Criou-se, para o chefe de Estado, uma "tensão crescente em quem sabe, ao mesmo tempo, que a economia e sociedade precisam de abertura, circulação de pessoas e mão de obra", mas que "adere instintivamente ao medo, incompreensão e rejeição".
Isto mesmo quando os que chegaram se integraram em criação de emprego e contribuições para a Segurança Social, acrescentou.
Marcelo Rebelo de Sousa voltou ainda à crítica na aplicação dos fundos europeus, a "demorarem teimosamente a chegar às pessoas", numa referência ao PRR.

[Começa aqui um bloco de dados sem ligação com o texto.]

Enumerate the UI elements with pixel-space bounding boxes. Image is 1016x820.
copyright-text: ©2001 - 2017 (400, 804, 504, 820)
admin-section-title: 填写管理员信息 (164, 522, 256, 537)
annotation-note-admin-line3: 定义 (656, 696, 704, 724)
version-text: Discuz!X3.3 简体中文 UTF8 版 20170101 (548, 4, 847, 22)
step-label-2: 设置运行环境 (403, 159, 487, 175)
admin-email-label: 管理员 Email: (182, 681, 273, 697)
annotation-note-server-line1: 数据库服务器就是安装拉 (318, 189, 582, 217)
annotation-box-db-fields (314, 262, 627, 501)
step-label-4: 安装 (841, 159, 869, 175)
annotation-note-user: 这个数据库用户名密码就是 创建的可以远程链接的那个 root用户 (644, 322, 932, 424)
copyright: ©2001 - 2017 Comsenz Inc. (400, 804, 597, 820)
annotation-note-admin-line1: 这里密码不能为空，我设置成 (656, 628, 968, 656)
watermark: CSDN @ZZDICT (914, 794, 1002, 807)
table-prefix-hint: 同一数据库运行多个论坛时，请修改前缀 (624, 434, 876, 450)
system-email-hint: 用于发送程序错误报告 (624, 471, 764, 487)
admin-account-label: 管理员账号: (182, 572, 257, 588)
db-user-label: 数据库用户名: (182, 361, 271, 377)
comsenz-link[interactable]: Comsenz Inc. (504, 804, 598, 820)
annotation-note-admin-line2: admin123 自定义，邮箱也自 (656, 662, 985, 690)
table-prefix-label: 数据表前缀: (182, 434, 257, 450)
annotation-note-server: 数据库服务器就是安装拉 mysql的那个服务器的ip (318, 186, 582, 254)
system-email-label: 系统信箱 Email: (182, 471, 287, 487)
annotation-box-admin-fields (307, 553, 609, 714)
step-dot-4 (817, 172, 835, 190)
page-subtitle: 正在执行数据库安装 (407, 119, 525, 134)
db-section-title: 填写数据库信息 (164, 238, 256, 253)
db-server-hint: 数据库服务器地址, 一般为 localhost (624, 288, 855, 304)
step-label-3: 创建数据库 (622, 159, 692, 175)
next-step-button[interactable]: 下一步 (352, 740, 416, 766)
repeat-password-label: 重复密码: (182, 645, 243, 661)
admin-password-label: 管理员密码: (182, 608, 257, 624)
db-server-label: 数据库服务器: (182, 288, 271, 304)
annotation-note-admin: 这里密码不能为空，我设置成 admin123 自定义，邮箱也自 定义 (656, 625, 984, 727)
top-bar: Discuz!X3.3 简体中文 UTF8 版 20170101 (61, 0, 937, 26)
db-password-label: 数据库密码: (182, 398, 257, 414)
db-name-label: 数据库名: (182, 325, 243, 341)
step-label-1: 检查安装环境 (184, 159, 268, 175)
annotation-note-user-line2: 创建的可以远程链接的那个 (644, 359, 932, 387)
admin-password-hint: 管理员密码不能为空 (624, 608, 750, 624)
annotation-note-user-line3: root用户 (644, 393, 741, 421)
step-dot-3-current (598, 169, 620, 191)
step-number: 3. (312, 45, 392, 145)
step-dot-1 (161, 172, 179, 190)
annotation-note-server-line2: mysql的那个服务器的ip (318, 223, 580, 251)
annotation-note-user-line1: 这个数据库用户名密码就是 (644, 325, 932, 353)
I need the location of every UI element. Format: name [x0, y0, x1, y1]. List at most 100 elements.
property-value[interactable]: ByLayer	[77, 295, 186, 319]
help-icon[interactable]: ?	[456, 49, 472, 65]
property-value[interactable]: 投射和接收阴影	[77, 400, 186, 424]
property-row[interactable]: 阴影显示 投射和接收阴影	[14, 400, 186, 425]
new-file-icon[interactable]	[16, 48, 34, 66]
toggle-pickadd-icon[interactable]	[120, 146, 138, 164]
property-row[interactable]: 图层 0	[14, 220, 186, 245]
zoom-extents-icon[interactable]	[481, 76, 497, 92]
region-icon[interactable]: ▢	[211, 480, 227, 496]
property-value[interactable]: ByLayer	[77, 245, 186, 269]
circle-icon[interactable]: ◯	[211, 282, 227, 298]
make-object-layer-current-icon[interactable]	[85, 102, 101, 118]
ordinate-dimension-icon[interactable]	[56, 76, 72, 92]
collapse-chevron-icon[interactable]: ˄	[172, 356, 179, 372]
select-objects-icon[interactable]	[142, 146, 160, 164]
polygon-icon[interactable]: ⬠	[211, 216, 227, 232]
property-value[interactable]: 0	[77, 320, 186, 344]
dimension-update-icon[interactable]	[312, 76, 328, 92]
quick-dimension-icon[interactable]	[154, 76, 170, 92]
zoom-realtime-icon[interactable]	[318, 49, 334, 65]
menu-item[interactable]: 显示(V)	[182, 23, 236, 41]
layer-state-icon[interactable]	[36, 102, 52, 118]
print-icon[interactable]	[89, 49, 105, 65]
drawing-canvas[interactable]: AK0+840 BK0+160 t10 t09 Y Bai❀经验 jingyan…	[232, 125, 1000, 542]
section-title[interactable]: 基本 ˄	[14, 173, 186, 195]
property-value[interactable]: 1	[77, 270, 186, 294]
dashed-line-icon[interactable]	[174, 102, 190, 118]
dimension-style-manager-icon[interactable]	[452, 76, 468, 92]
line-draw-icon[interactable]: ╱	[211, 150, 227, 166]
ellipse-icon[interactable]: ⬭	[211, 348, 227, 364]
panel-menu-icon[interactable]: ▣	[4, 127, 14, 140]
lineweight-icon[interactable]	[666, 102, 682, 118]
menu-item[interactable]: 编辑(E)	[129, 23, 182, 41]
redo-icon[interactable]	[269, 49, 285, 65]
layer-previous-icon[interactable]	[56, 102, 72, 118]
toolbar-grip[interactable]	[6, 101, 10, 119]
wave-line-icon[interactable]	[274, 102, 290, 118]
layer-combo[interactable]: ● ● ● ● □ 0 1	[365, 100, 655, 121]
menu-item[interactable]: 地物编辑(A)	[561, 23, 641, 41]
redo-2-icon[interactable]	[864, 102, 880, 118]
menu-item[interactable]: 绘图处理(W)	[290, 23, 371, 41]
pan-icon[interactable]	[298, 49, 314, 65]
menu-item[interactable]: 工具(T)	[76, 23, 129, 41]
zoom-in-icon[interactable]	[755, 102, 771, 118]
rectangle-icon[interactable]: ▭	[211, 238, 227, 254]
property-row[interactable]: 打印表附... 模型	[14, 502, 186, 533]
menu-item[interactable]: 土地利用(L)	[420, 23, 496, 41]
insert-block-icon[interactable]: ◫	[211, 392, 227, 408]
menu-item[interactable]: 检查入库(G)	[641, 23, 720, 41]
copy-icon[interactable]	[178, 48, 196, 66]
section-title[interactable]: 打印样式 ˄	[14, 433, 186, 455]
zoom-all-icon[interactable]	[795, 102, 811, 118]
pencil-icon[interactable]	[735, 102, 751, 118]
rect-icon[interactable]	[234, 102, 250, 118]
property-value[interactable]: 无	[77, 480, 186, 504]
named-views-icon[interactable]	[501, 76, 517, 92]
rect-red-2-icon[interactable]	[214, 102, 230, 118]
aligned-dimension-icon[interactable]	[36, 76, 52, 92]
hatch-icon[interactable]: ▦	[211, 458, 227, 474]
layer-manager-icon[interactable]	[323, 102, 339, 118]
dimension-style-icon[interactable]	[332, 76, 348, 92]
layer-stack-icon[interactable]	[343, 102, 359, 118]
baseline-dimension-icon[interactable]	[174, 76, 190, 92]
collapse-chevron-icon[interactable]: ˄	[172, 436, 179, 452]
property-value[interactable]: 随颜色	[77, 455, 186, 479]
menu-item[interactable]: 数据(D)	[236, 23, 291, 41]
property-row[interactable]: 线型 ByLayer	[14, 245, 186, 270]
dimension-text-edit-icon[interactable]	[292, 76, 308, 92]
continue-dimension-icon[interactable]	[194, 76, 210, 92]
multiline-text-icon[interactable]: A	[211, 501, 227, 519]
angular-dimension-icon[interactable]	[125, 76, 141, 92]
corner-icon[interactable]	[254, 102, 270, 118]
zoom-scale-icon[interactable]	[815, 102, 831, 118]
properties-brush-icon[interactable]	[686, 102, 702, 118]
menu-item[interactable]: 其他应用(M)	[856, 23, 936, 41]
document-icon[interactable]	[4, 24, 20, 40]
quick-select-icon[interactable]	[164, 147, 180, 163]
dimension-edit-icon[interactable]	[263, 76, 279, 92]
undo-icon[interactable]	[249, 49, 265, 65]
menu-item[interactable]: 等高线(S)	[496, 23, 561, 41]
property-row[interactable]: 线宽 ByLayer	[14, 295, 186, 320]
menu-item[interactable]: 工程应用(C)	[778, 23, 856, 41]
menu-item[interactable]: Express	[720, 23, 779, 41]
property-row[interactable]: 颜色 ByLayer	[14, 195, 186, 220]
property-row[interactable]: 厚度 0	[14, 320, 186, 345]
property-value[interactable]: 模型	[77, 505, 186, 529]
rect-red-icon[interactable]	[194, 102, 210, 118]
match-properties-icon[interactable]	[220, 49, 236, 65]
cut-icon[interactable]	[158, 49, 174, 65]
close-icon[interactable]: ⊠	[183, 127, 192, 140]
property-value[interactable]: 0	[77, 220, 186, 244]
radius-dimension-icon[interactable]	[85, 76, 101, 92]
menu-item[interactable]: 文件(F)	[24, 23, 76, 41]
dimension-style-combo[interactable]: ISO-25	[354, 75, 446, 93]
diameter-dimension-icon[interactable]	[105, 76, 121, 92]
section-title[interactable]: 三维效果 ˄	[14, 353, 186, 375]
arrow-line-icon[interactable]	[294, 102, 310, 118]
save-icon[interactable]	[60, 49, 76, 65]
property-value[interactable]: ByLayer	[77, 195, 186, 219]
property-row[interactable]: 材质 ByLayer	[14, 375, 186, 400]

Considerou que Luís Montenegro "já demonstrou que é determinado e resistente" e garante que este conta "com a solidariedade deste presidente da República até ao fim do respetivo mandato". Considerou ainda que esta foi uma vitória personalizada e pediu, para os próximos quatro anos, uma meta "bem mais ambiciosa".
"Agora, a meta de vossa excelência é bem mais ambiciosa. Quer ir e tem de ir à raiz estrutural do que precisa de se ajustar ao novo Portugal, acelerando o uso dos apoios europeus, estimulando o investimento e explorações, assim contribuindo para aumentar o poder de compra, portanto, os salários dos portugueses, não esquecendo os mais pobres e excluídos", mas também "mudando sistemas e orgânicas encravadas ou necessitadas de perspetiva de futuro, nomeadamente na saúde, na habitação e mesmo em alguns setores da educação".
Por fim, pediu ao primeiro-ministro que procure assegurar que "o essencial de Abril permanece, em liberdade, democracia e justiça social". Mas que "esse Abril" seja "capaz de entender e dar futuro a um Portugal muito diferente" ao de 1974.